Robust generalization is a major challenge in deep learning, particularly when the number of trainable parameters is very large.

In general, it is very difficult to know if the network has memorized a particular set of examples or understood the underlying rule (or both). Motivated by this challenge, we study an interpretable model where generalizing representations are understood analytically, and are easily distinguishable from the memorizing ones. Namely, we consider multi-layer perceptron (MLP) and Transformer architectures trained on modular arithmetic tasks, where (ξ × 100%) of labels are corrupted (i.e. some results of the modular operations in the training set are incorrect).

We show that (1) it is possible for the network to memorize the corrupted labels and achieve 100% generalization at the same time; (2) the memorizing neurons can be identified and pruned, lowering the accuracy on corrupted data and improving the accuracy on uncorrupted data; (3) regularization methods such as weight decay, dropout and BatchNorm force the network to ignore the corrupted data during optimization, and achieve 100% accuracy on the uncorrupted dataset; and (4) the effect of these regularization methods is (“mechanistically”) interpretable: weight decay and dropout force all the neurons to learn generalizing representations, while BatchNorm de-amplifies the output of memorizing neurons and amplifies the output of the generalizing ones.

Finally, we show that in the presence of regularization, the training dynamics involve two consecutive stages: first, the network undergoes grokking dynamics reaching high train and test accuracy; second, it unlearns the memorizing representations, where the train accuracy suddenly jumps 100% → 100 (1 − ξ)%.

…Grokking MLP on modular addition dataset is remarkably robust to label corruption. Even without explicit regularization, the model can generalize to near 100% accuracy with sizable label corruption. In many cases, the network surprisingly manages to “correct” some corrupted examples, resulting in Inversion (ie. test accuracy > training accuracy). We emphasise that this is in stark contrast to the common belief that grokking requires explicit regularization. Adding regularization makes grokking more robust to label corruption, with stronger Inversion.

Partial Inversion: In this phase, the network generalizes on the test data but only memorizes a fraction of the corrupted training data. Remarkably, the network predicts the “true” labels on the remaining corrupted examples. In other words, the network corrects a fraction of the corrupted data.
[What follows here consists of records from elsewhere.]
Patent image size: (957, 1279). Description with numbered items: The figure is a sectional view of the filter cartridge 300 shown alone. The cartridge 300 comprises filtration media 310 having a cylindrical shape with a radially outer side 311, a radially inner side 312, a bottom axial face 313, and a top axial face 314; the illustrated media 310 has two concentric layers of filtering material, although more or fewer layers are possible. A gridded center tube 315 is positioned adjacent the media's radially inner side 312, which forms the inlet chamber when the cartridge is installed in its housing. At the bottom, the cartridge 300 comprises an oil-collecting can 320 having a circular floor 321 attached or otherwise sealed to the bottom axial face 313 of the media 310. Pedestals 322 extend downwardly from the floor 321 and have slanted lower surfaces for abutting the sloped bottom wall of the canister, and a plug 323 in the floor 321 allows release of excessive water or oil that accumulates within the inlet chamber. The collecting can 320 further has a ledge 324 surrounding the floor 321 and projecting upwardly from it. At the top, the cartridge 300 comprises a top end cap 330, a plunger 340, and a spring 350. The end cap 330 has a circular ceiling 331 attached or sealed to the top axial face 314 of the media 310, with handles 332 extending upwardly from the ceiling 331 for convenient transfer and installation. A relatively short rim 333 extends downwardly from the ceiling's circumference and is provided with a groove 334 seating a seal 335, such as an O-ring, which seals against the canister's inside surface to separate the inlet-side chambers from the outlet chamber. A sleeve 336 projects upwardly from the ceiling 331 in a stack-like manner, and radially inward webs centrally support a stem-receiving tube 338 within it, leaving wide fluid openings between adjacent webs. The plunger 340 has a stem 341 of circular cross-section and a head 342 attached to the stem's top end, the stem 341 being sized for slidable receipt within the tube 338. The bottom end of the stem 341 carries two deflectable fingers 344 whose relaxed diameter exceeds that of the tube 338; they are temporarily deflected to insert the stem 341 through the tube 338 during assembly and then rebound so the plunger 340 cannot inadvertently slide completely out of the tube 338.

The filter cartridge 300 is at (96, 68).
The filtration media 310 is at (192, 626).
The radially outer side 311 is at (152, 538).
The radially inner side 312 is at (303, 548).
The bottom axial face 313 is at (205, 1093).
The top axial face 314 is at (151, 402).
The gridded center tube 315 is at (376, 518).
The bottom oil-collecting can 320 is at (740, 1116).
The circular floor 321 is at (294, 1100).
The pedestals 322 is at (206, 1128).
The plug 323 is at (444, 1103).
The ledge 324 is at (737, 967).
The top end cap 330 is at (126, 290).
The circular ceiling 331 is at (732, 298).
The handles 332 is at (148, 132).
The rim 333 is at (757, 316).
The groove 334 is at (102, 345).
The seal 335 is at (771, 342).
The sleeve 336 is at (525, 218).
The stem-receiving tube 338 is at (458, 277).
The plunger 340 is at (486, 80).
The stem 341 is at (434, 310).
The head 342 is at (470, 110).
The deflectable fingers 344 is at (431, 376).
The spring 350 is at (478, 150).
Consequently, we see <100% train accuracy but near-100% test accuracy, resulting in a negative generalization gap (Figure 1b)!

We term this phenomenon Partial Inversion; where “inversion” refers to the test accuracy being higher than train accuracy.

Remarkably, partial inversion occurs even in the absence of any explicit regularization, but only when there is ample training data (leftmost panels in Figure 3a, Figure 3b).

Figure 3: Modular Addition phase diagrams with various regularization methods. A larger data fraction leads to more “correct” examples, leading to higher corruption-robustness. Increasing regularization, in the form of weight decay or dropout, enhances robustness to label corruption and facilitates better generalization.